È un tema, quello dell’identità, che la serie presenta come un’arma a doppio taglio: da una parte la fascinazione di una versione migliore di se stessi, con la consapevolezza di poter diventare quella versione (lo cantilena anche il tizio che muore al confine dopo la sparatoria); dall’altra l’inquietudine che deriva da un’identità così fluida e modificabile, da suggerire perfino la possibilità che una vera identità nemmeno esista, e che sia solo un costrutto dell’ambiente in cui si nasce e si cresce.
Un bivio, questo, che una serie come Counterpart gestisce soprattutto dal punto di vista spaziale, costruendo due diversi mondi con due diversi set di umani, ognuno guidato da una vita diversa ma con lo stesso DNA rispetto a quello del suo doppio. L’immaginario è chiaramente quello della Guerra Fredda, in una Berlino nuovamente divisa fra un Occidente tecnologicamente avanzato e in qualche modo ingenuo, e un’europa dell’est povera e oscurantista, avvelenata dal rancore per i ricchi vicini. Ma il riferimento può andare oltre: se una volta Berlino era il simbolo e il centro geografico della Guerra Fredda, ora è il centro decisionale delle questioni europee, e fra le questioni europee più importanti c’è quella relativa all’immigrazione e ai flussi di popolazioni che si spostano dai paesi poveri e in guerra a quelli più ricchi di opportunità.

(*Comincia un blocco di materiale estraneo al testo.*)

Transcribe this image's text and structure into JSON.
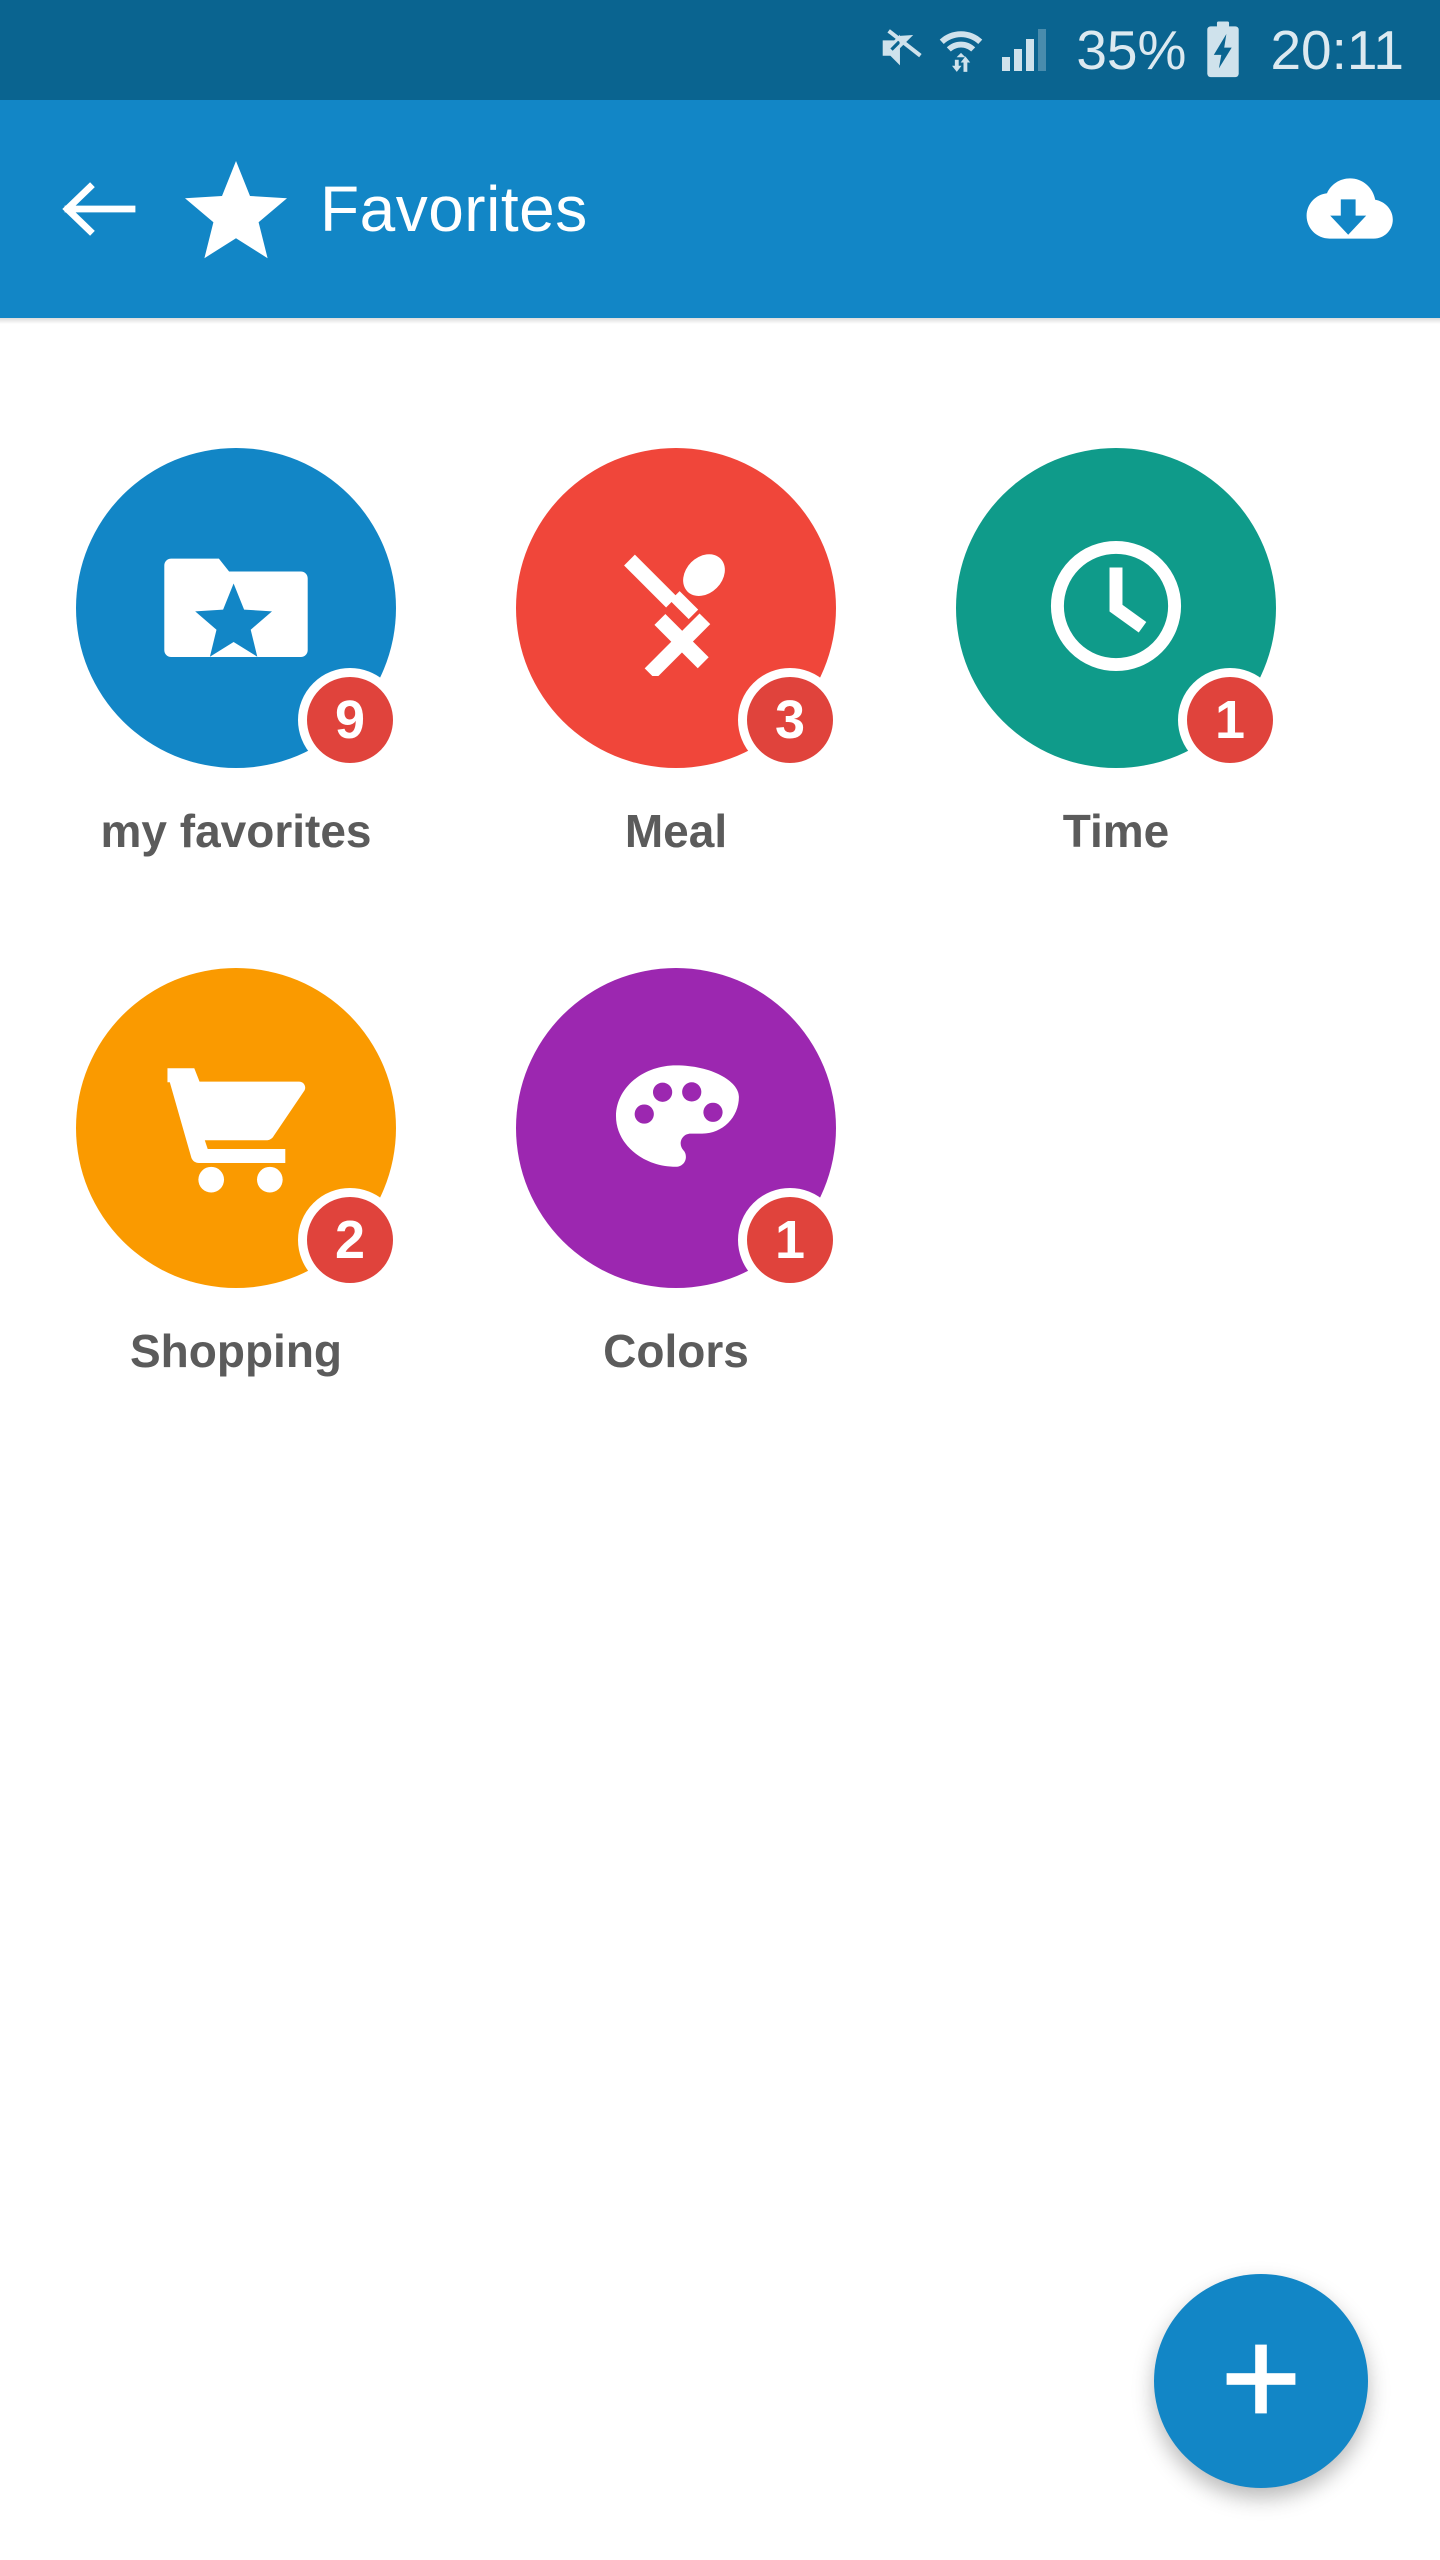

Nel mettere in scena l’incontro e lo scontro fra due mondi geneticamente identici, ma così diversi nella prassi quotidiana, gli autori di Counterpart intavolano anche un discorso sul rapporto fra i popoli, mettendo in scena conflitti, incomprensioni e perfino terrorismo, che nascono principalmente dall’ignoranza reciproca, dall’incapacità di accettare l’altro per quello che è, senza avvolgerlo di pregiudizi. Il gioco delle controparti, in questo senso, diventa allora il simbolo di un’uguaglianza sostanziale, ma che non ci impedisce di ammazzarci fra noi, per motivi probabilmente futili e comunque oscuri ai più, conosciuti solo da una “Direzione” che nel finale non si può vedere, perché si nasconde dietro strani emissari e macchinari futuribili, mentre le pedine del gioco cercano di trovare una pace che gli viene costantemente proibita.
Se trovate tutte queste cose, con la stessa solidità, in un’altra serie, vi prego di segnalarcela perché vogliamo guardare anche quella.